Most removable fences are inexpensive and will only cost you about $15-$20 per foot, plus installation fees if you’re not the do-it-yourself type. Also keep in mind that when putting in a fence, you’re going to need a gate too. Just remember that even though you could be spending a few thousand on a removable fence, the lives you’re protecting are worth far more than that.
A pool net extends over the pool area and is an excellent way of keeping kids and trespassers away from the water. Also, a pool net will cost you about the same as a removable fence, but where it differs is that it doesn’t disturb the look of your backyard if you’re concerned about that. Pool nets come in a variety of colours too.
The disadvantage to a pool net is that it does take time to install and take down,and for some people, that’s a hassle. If you’re using your pool a lot — say while you’re on vacation — you’re going to spend a lot of time putting the net on and taking it off. Lastly, you have to be sure that the net is installed correctly or you don’t get the benefit of its protection. Children and pets can and have drowned in pools with safety nets that weren’t secured good around the pool deck.
If you’re worried about uninvited guests making use of your pool while you’re sleeping or out for the day, you can put in a pool alarm. There are a variety of monitored alarms to choose from, and you can mix and match several to make sure you’re fully covered.
Here are the top alarms to consider:
Surface Wave Detection — This alarm sounds when it detects an object has been submerged, which is useful if a child or pet falls into the water.

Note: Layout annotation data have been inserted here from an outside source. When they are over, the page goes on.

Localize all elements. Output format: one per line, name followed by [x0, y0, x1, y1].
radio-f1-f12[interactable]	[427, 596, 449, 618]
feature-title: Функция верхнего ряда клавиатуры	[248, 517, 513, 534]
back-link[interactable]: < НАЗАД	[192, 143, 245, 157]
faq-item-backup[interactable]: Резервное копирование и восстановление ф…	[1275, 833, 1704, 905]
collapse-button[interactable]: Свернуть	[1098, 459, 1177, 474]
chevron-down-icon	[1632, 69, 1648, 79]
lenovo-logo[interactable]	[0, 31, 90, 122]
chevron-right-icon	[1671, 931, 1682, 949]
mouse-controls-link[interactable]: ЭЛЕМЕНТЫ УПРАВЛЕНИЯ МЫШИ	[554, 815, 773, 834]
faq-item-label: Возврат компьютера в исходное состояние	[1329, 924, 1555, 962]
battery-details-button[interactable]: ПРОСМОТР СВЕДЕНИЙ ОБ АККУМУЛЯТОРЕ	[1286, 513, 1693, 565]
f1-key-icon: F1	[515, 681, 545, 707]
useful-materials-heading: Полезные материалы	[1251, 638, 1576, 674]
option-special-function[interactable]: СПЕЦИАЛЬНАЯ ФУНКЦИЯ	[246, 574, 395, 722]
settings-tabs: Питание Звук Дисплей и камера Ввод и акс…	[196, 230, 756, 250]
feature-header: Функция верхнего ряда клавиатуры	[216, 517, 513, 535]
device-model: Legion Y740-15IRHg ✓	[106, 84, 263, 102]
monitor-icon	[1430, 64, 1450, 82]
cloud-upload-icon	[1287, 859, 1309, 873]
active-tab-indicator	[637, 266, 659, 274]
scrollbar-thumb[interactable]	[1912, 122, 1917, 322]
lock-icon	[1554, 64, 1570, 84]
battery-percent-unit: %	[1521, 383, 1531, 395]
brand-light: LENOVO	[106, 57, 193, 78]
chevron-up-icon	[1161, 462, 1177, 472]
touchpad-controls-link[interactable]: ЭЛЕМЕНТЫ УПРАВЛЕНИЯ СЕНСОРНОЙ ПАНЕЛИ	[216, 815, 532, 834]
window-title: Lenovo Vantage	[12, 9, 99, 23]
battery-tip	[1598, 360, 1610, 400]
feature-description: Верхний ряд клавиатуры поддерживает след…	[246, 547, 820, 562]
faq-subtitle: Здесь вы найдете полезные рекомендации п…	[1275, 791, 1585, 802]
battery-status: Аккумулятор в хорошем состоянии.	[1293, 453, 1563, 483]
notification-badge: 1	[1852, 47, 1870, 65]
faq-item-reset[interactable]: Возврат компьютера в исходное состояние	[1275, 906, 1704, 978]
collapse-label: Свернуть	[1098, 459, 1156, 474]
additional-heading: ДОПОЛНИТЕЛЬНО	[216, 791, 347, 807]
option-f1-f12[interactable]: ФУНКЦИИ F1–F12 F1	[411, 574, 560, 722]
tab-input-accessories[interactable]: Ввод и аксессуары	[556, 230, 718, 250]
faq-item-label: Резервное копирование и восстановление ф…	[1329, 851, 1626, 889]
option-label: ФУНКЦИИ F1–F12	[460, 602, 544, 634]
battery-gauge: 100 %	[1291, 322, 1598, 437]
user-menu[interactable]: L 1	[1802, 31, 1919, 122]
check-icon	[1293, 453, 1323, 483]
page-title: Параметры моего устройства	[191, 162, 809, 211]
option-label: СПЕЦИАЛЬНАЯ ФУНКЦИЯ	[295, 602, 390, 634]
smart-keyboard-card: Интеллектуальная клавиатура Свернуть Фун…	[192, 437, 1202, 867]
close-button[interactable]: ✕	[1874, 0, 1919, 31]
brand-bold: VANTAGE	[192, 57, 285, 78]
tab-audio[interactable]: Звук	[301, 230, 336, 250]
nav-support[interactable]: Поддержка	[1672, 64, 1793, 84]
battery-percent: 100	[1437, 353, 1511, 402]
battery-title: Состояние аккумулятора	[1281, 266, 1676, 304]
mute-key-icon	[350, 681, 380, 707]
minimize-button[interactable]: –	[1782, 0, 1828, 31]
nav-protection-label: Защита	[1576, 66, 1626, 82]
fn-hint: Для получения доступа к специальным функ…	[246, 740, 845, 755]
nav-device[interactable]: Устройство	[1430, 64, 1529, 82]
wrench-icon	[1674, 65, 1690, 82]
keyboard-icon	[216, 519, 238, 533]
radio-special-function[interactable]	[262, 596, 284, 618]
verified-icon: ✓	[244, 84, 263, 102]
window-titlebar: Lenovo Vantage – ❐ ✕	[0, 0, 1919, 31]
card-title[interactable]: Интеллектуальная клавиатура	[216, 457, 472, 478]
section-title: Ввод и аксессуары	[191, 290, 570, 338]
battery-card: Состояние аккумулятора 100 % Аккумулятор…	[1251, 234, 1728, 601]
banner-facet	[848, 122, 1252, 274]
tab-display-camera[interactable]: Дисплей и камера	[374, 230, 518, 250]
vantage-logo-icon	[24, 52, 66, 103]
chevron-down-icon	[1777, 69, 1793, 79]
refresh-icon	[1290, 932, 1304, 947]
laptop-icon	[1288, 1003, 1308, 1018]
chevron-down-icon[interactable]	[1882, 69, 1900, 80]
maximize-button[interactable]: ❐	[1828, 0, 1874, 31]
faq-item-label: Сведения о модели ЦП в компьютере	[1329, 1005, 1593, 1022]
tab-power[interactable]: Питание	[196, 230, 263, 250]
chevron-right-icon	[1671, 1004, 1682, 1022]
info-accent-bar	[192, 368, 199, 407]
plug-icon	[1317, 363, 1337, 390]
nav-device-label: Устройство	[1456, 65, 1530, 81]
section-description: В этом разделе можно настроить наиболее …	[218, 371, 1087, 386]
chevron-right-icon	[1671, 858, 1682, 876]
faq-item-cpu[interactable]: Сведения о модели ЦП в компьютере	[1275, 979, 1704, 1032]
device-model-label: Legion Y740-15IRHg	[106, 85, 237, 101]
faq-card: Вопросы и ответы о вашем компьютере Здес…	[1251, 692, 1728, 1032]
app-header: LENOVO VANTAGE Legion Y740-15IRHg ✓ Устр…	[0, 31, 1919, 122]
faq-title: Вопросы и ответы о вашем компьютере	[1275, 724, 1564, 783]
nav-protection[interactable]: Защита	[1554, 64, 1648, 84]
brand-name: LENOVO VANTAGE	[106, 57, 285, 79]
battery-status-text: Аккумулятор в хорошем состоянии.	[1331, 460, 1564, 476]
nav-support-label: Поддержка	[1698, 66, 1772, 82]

Sub-surface Detection — This alarm is installed beneath the water’s surface and senses when there’s a change in pressure.
Pool Immersion Alarm — These alarms are the most popular because of how easy they are to use and how well they alert people to potential danger. These alarms feature two components: a base station and wristbands. The idea is that the alarm sounds when a wristband is submerged. If you have small children who tend to get away from your supervision, attaching one of these wristbands to them will ensure that you’re alerted immediately should they fall into the water.
Gate Alarms — Just as the name suggests, the gate alarm (or door alarm) alerts you if your pool’s gate or other pool entry is opened; this is a great alarm to have if you’re worried about people sneaking onto your property to take a swim when you’re not around.
While these are just a few of the safety features you should consider adding to your pool, they’re important, and essential first steps in your efforts to make your pool an enjoyable and safe experience for everyone. When it comes to your pool and the safety of your family, there’s no such thing as too many safety features.